Tracking the Extramedullary PML-RARα-Positive Cell Reservoirs in a Preclinical Model of APL: Biomarker of Long-Term Drug Efficacy

Relapses are now relatively rare in APL and occur mainly in the bone marrow (BM) within 3 years of complete response achievement, but later BM relapses can also occur (Kelaidi, Leukemia 2006), while a few cases of extramedullary (EM) relapse are observed, particularly in the central nervous system (CNS) (De Botton, Leukemia 2006). The transplantable transgenic mouse model of APL is a well characterized preclinical model which mimics human APL in its biological characteristics. We have previously reported the response of these mice to ATRA and a combination of ATRA with a DNA vaccine (Padua, Nat Med 2003, Fuguraki, Blood 2010). We analyzed in those treated mice the presence of PML-RARα transcripts in the peripheral blood (PB), BM and various organs and tissues.

The reproducible APL development was obtained, as previously described (Padua Nat Med 2003) by intravenous injection of 10⁴ spleen cells from APL transgenic mice expressing the human PML-RARα cDNA (bcr1) into syngeneic recipients. ATRA and the DNA vaccine (a plasmid containing PML-RARα cDNA (bcr1) sequence fused to the tetanus toxin fragment C) were administered as described (Padua Nat Med 2003). In this model, ATRA alone gives transient remissions, while about 30 % of APL mice treated with ATRA combined with a DNA vaccine achieve long-term remissions. A standardized RT-qPCR MRD monitoring protocol was applied to assess PML-RARα-positive cell clearance in PB and BM. In this assay, the number of PML-RARα transcripts was normalized (normalized copy number or NCN) to 10⁶ copies of 18S rRNA transcripts, allowing us to detect up to 1 PML-RARα-positive cell among 10⁴ negative cells. Taking advantage of the presence of PML-RARα cDNA transgene in the transplanted leukemia cells, we next used genomic DNA as template for a qPCR assay, allowing us to use 10 times more template and increased sensitivity (1 in 10⁵) in order to examine the presence of PML-RARα-positive cells in various organs and tissues of long-term survivors (LTS, ie with survival > 120 days).

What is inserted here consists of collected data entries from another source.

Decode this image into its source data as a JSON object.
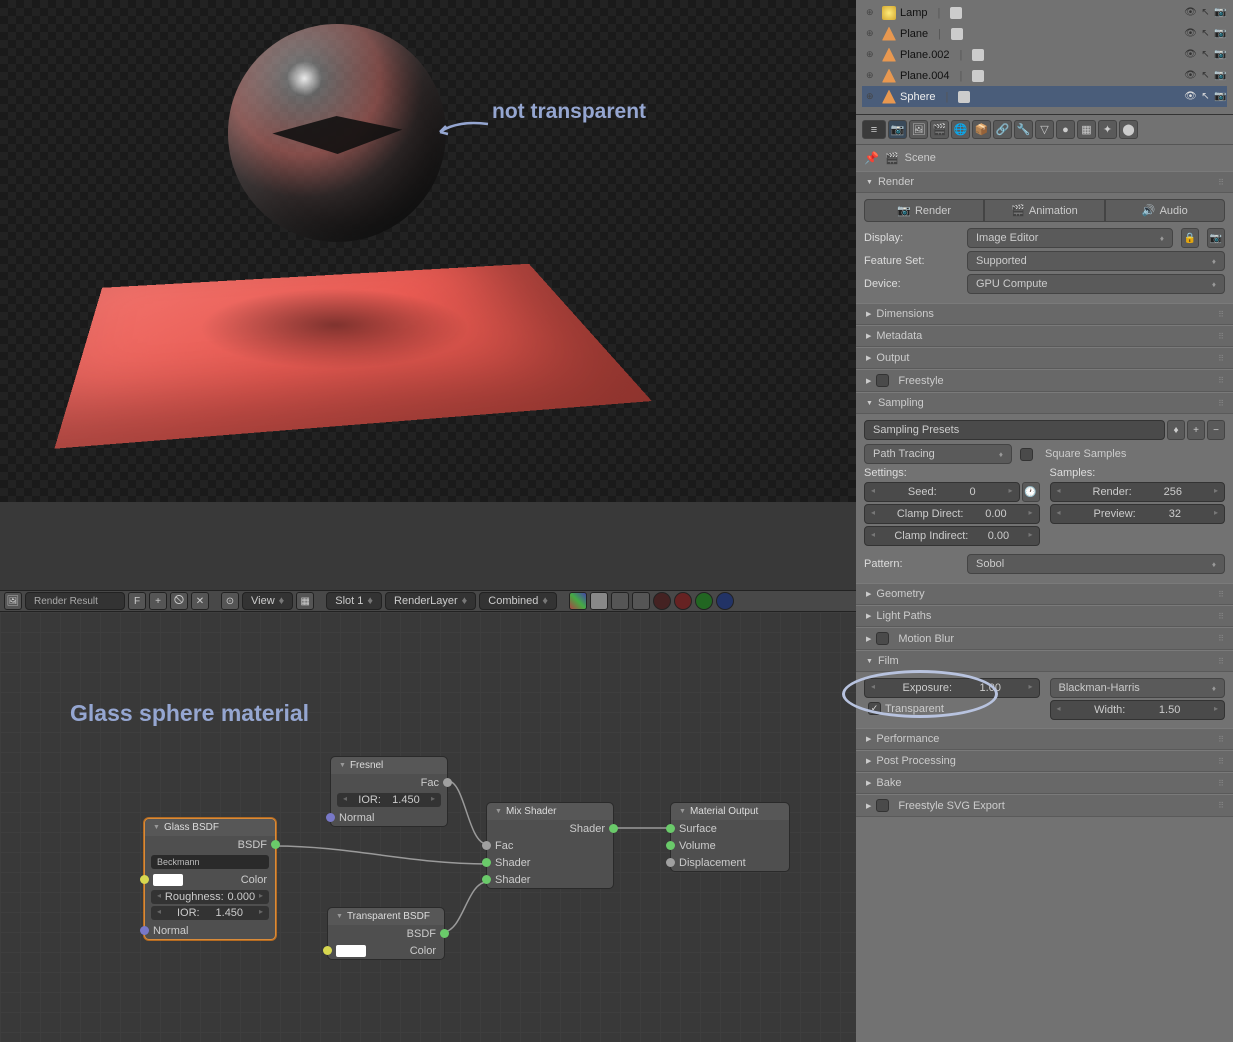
{
  "viewport": {
    "annotation": "not transparent"
  },
  "outliner": {
    "items": [
      {
        "name": "Lamp",
        "type": "lamp"
      },
      {
        "name": "Plane",
        "type": "mesh"
      },
      {
        "name": "Plane.002",
        "type": "mesh"
      },
      {
        "name": "Plane.004",
        "type": "mesh"
      },
      {
        "name": "Sphere",
        "type": "mesh",
        "selected": true
      }
    ]
  },
  "toolbar": {
    "image_name": "Render Result",
    "fake": "F",
    "view": "View",
    "slot": "Slot 1",
    "layer": "RenderLayer",
    "pass": "Combined"
  },
  "node_editor": {
    "title": "Glass sphere material",
    "nodes": {
      "glass": {
        "title": "Glass BSDF",
        "out": "BSDF",
        "dist": "Beckmann",
        "color": "Color",
        "rough_label": "Roughness:",
        "rough": "0.000",
        "ior_label": "IOR:",
        "ior": "1.450",
        "normal": "Normal"
      },
      "fresnel": {
        "title": "Fresnel",
        "out": "Fac",
        "ior_label": "IOR:",
        "ior": "1.450",
        "normal": "Normal"
      },
      "transparent": {
        "title": "Transparent BSDF",
        "out": "BSDF",
        "color": "Color"
      },
      "mix": {
        "title": "Mix Shader",
        "out": "Shader",
        "fac": "Fac",
        "s1": "Shader",
        "s2": "Shader"
      },
      "output": {
        "title": "Material Output",
        "surface": "Surface",
        "volume": "Volume",
        "disp": "Displacement"
      }
    }
  },
  "breadcrumb": {
    "scene": "Scene"
  },
  "panels": {
    "render": {
      "title": "Render",
      "btn_render": "Render",
      "btn_anim": "Animation",
      "btn_audio": "Audio",
      "display_label": "Display:",
      "display": "Image Editor",
      "feature_label": "Feature Set:",
      "feature": "Supported",
      "device_label": "Device:",
      "device": "GPU Compute"
    },
    "dimensions": "Dimensions",
    "metadata": "Metadata",
    "output": "Output",
    "freestyle": "Freestyle",
    "sampling": {
      "title": "Sampling",
      "presets": "Sampling Presets",
      "integrator": "Path Tracing",
      "square": "Square Samples",
      "settings_label": "Settings:",
      "samples_label": "Samples:",
      "seed_label": "Seed:",
      "seed": "0",
      "clamp_d_label": "Clamp Direct:",
      "clamp_d": "0.00",
      "clamp_i_label": "Clamp Indirect:",
      "clamp_i": "0.00",
      "render_label": "Render:",
      "render": "256",
      "preview_label": "Preview:",
      "preview": "32",
      "pattern_label": "Pattern:",
      "pattern": "Sobol"
    },
    "geometry": "Geometry",
    "light_paths": "Light Paths",
    "motion_blur": "Motion Blur",
    "film": {
      "title": "Film",
      "exposure_label": "Exposure:",
      "exposure": "1.00",
      "transparent": "Transparent",
      "filter": "Blackman-Harris",
      "width_label": "Width:",
      "width": "1.50"
    },
    "performance": "Performance",
    "post": "Post Processing",
    "bake": "Bake",
    "svg": "Freestyle SVG Export"
  }
}
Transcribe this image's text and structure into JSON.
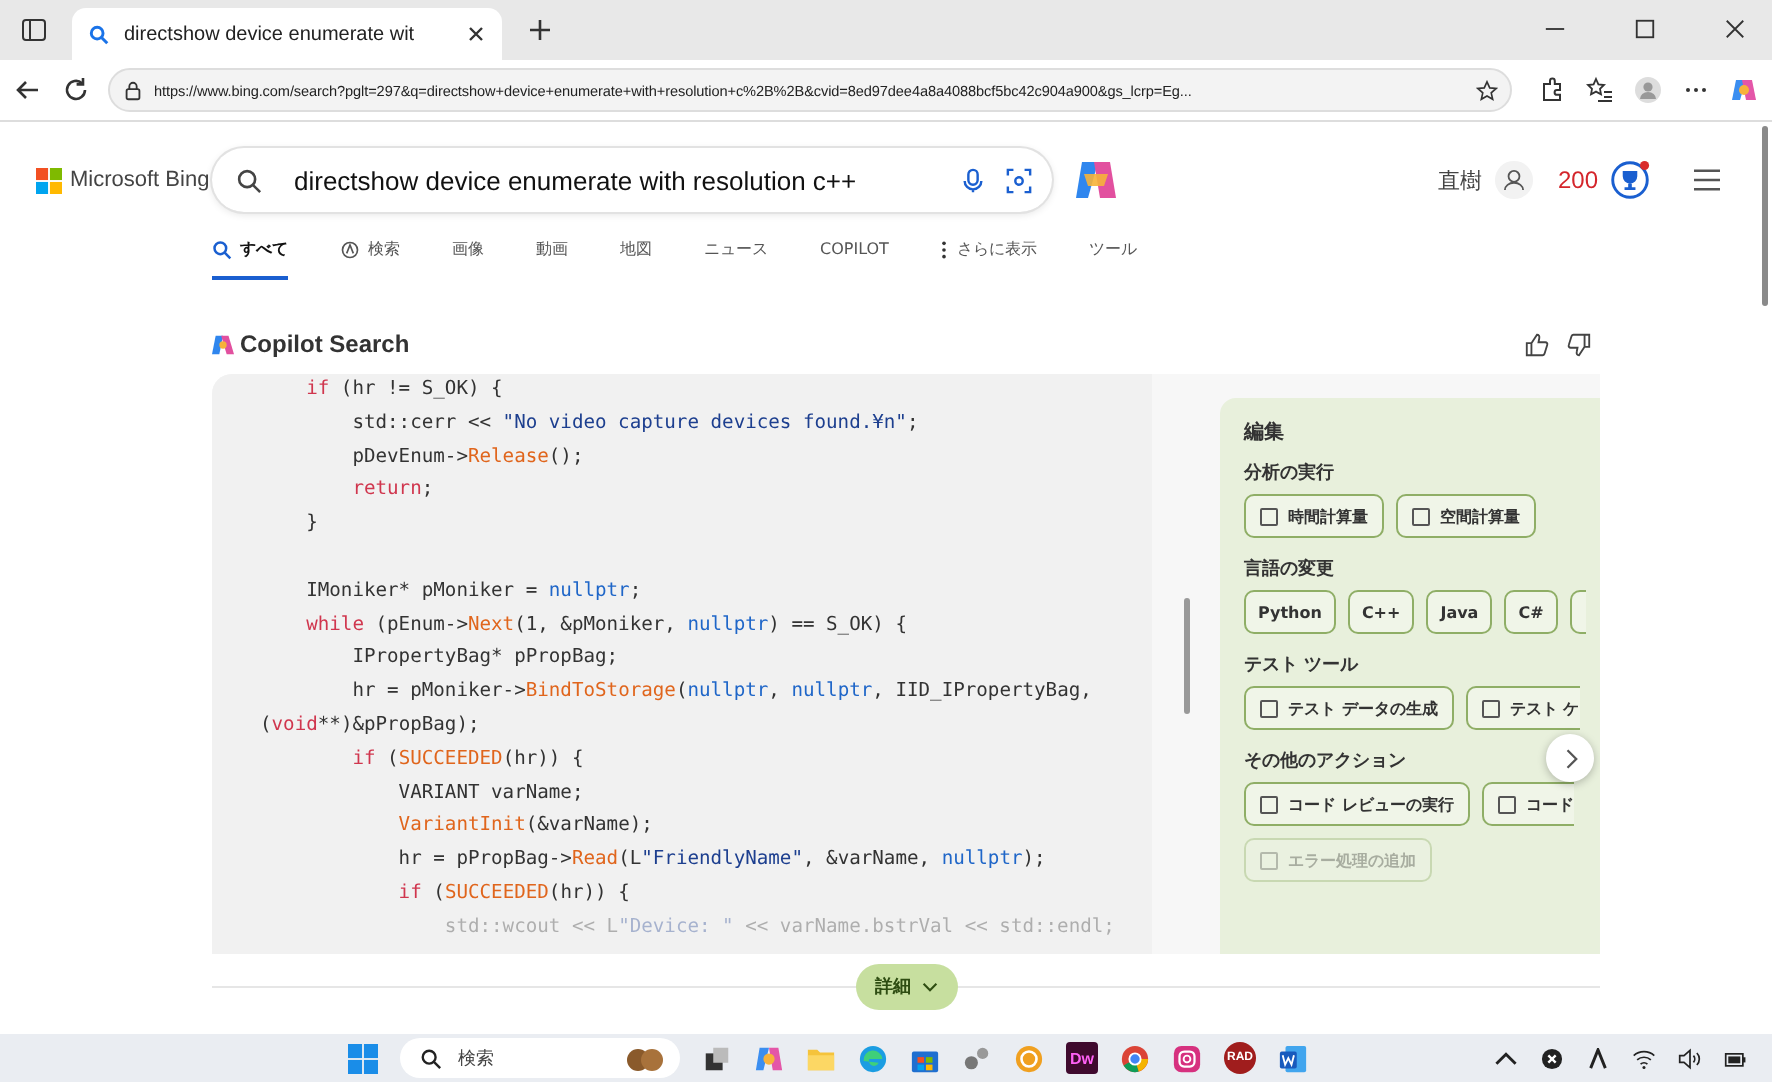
{
  "browser": {
    "tab_title": "directshow device enumerate wit",
    "url": "https://www.bing.com/search?pglt=297&q=directshow+device+enumerate+with+resolution+c%2B%2B&cvid=8ed97dee4a8a4088bcf5bc42c904a900&gs_lcrp=Eg..."
  },
  "header": {
    "logo": "Microsoft Bing",
    "query": "directshow device enumerate with resolution c++",
    "user": "直樹",
    "points": "200"
  },
  "nav": [
    {
      "label": "すべて",
      "selected": true,
      "kind": "search"
    },
    {
      "label": "検索",
      "selected": false,
      "kind": "copilot"
    },
    {
      "label": "画像",
      "selected": false,
      "kind": "plain"
    },
    {
      "label": "動画",
      "selected": false,
      "kind": "plain"
    },
    {
      "label": "地図",
      "selected": false,
      "kind": "plain"
    },
    {
      "label": "ニュース",
      "selected": false,
      "kind": "plain"
    },
    {
      "label": "COPILOT",
      "selected": false,
      "kind": "plain"
    },
    {
      "label": "さらに表示",
      "selected": false,
      "kind": "more"
    },
    {
      "label": "ツール",
      "selected": false,
      "kind": "plain"
    }
  ],
  "copilot": {
    "title": "Copilot Search"
  },
  "code": [
    {
      "kind": "code",
      "faded": false,
      "tokens": [
        {
          "kind": "keyword",
          "text": "    if"
        },
        {
          "kind": "plain",
          "text": " (hr != S_OK) {"
        }
      ]
    },
    {
      "kind": "code",
      "faded": false,
      "tokens": [
        {
          "kind": "plain",
          "text": "        std::cerr << "
        },
        {
          "kind": "string",
          "text": "\"No video capture devices found.¥n\""
        },
        {
          "kind": "plain",
          "text": ";"
        }
      ]
    },
    {
      "kind": "code",
      "faded": false,
      "tokens": [
        {
          "kind": "plain",
          "text": "        pDevEnum->"
        },
        {
          "kind": "function",
          "text": "Release"
        },
        {
          "kind": "plain",
          "text": "();"
        }
      ]
    },
    {
      "kind": "code",
      "faded": false,
      "tokens": [
        {
          "kind": "keyword",
          "text": "        return"
        },
        {
          "kind": "plain",
          "text": ";"
        }
      ]
    },
    {
      "kind": "code",
      "faded": false,
      "tokens": [
        {
          "kind": "plain",
          "text": "    }"
        }
      ]
    },
    {
      "kind": "blank"
    },
    {
      "kind": "code",
      "faded": false,
      "tokens": [
        {
          "kind": "plain",
          "text": "    IMoniker* pMoniker = "
        },
        {
          "kind": "literal",
          "text": "nullptr"
        },
        {
          "kind": "plain",
          "text": ";"
        }
      ]
    },
    {
      "kind": "code",
      "faded": false,
      "tokens": [
        {
          "kind": "keyword",
          "text": "    while"
        },
        {
          "kind": "plain",
          "text": " (pEnum->"
        },
        {
          "kind": "function",
          "text": "Next"
        },
        {
          "kind": "plain",
          "text": "(1, &pMoniker, "
        },
        {
          "kind": "literal",
          "text": "nullptr"
        },
        {
          "kind": "plain",
          "text": ") == S_OK) {"
        }
      ]
    },
    {
      "kind": "code",
      "faded": false,
      "tokens": [
        {
          "kind": "plain",
          "text": "        IPropertyBag* pPropBag;"
        }
      ]
    },
    {
      "kind": "code",
      "faded": false,
      "tokens": [
        {
          "kind": "plain",
          "text": "        hr = pMoniker->"
        },
        {
          "kind": "function",
          "text": "BindToStorage"
        },
        {
          "kind": "plain",
          "text": "("
        },
        {
          "kind": "literal",
          "text": "nullptr"
        },
        {
          "kind": "plain",
          "text": ", "
        },
        {
          "kind": "literal",
          "text": "nullptr"
        },
        {
          "kind": "plain",
          "text": ", IID_IPropertyBag,"
        }
      ]
    },
    {
      "kind": "code",
      "faded": false,
      "tokens": [
        {
          "kind": "plain",
          "text": "("
        },
        {
          "kind": "keyword",
          "text": "void"
        },
        {
          "kind": "plain",
          "text": "**)&pPropBag);"
        }
      ]
    },
    {
      "kind": "code",
      "faded": false,
      "tokens": [
        {
          "kind": "keyword",
          "text": "        if"
        },
        {
          "kind": "plain",
          "text": " ("
        },
        {
          "kind": "function",
          "text": "SUCCEEDED"
        },
        {
          "kind": "plain",
          "text": "(hr)) {"
        }
      ]
    },
    {
      "kind": "code",
      "faded": false,
      "tokens": [
        {
          "kind": "plain",
          "text": "            VARIANT varName;"
        }
      ]
    },
    {
      "kind": "code",
      "faded": false,
      "tokens": [
        {
          "kind": "function",
          "text": "            VariantInit"
        },
        {
          "kind": "plain",
          "text": "(&varName);"
        }
      ]
    },
    {
      "kind": "code",
      "faded": false,
      "tokens": [
        {
          "kind": "plain",
          "text": "            hr = pPropBag->"
        },
        {
          "kind": "function",
          "text": "Read"
        },
        {
          "kind": "plain",
          "text": "(L"
        },
        {
          "kind": "string",
          "text": "\"FriendlyName\""
        },
        {
          "kind": "plain",
          "text": ", &varName, "
        },
        {
          "kind": "literal",
          "text": "nullptr"
        },
        {
          "kind": "plain",
          "text": ");"
        }
      ]
    },
    {
      "kind": "code",
      "faded": false,
      "tokens": [
        {
          "kind": "keyword",
          "text": "            if"
        },
        {
          "kind": "plain",
          "text": " ("
        },
        {
          "kind": "function",
          "text": "SUCCEEDED"
        },
        {
          "kind": "plain",
          "text": "(hr)) {"
        }
      ]
    },
    {
      "kind": "code",
      "faded": true,
      "tokens": [
        {
          "kind": "plain",
          "text": "                std::wcout << L"
        },
        {
          "kind": "string",
          "text": "\"Device: \""
        },
        {
          "kind": "plain",
          "text": " << varName.bstrVal << std::endl;"
        }
      ]
    }
  ],
  "panel": {
    "title": "編集",
    "groups": [
      {
        "title": "分析の実行",
        "chips": [
          {
            "label": "時間計算量",
            "kind": "checkbox",
            "faded": false,
            "cut": false
          },
          {
            "label": "空間計算量",
            "kind": "checkbox",
            "faded": false,
            "cut": false
          }
        ]
      },
      {
        "title": "言語の変更",
        "chips": [
          {
            "label": "Python",
            "kind": "plain",
            "faded": false,
            "cut": false
          },
          {
            "label": "C++",
            "kind": "plain",
            "faded": false,
            "cut": false
          },
          {
            "label": "Java",
            "kind": "plain",
            "faded": false,
            "cut": false
          },
          {
            "label": "C#",
            "kind": "plain",
            "faded": false,
            "cut": false
          },
          {
            "kind": "stub",
            "faded": false,
            "cut": true
          }
        ]
      },
      {
        "title": "テスト ツール",
        "chips": [
          {
            "label": "テスト データの生成",
            "kind": "checkbox",
            "faded": false,
            "cut": false
          },
          {
            "label": "テスト ケ",
            "kind": "checkbox",
            "faded": false,
            "cut": true
          }
        ]
      },
      {
        "title": "その他のアクション",
        "chips": [
          {
            "label": "コード レビューの実行",
            "kind": "checkbox",
            "faded": false,
            "cut": false
          },
          {
            "label": "コード",
            "kind": "checkbox",
            "faded": false,
            "cut": true
          },
          {
            "label": "エラー処理の追加",
            "kind": "checkbox",
            "faded": true,
            "cut": false
          }
        ]
      }
    ]
  },
  "more_button": "詳細",
  "taskbar": {
    "search_placeholder": "検索",
    "app_labels": [
      "Dw",
      "RAD"
    ]
  }
}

APL mice treated with ATRA alone (n=55), ATRA combined with PML-RARαFrC DNA (n=94) or untreated (n=65) were analyzed. Untreated APL mice always remained positive in the PB and BM for PML-RARα transcripts, and in organs and tissues positive for PML-RARα cDNA. On day 60, in the surviving ATRA-treated mice (n=21), 15 (71%) had PB PML-RARα normalized copy number (NCN)>100, 6 (29 %) an NCN between 10–100 and none an NCN<10, while in ATRA+DNA-treated mice (n=35), 11 (31%) had NCN>100, 9 (26%) NCN between 10–100 and 15 (43%) NCN<10 (p<0.01). ATRA+DNA-treated mice achieving NCN<10 (43%) constituted the group with the best survival (p<0.0001). To further assess tumour burden, LTS were sacrificed at different time intervals. No PML-RARα transcripts were detected in PB and BM of any LTS (n=15) suggesting complete molecular remission. On the other hand, while PML-RARα cDNA, analyzed by qPCR in skin, salivary glands, thymus, kidney, muscle, heart, spleen, liver, lung and CNS was negative in all tissues in 10 (67%) LTS, it was positive in 5 (33%) LTS, including 4 in the CNS (2 of them were also positive in the spleen) and 1 in the spleen only.

In this preclinical model, analyzed with sensitive molecular assays, while two thirds treated long-term survivors were in molecular remission in PB, BM and other organs studied, about one third still had leukemic cells, mainly in the CNS and to a lesser extent in the spleen. This model could be of interest to better understand relapses in APL patients, especially late and CNS relapses and to evaluate drugs aimed at eliminating those reservoirs of residual cells.

No relevant conflicts of interest to declare.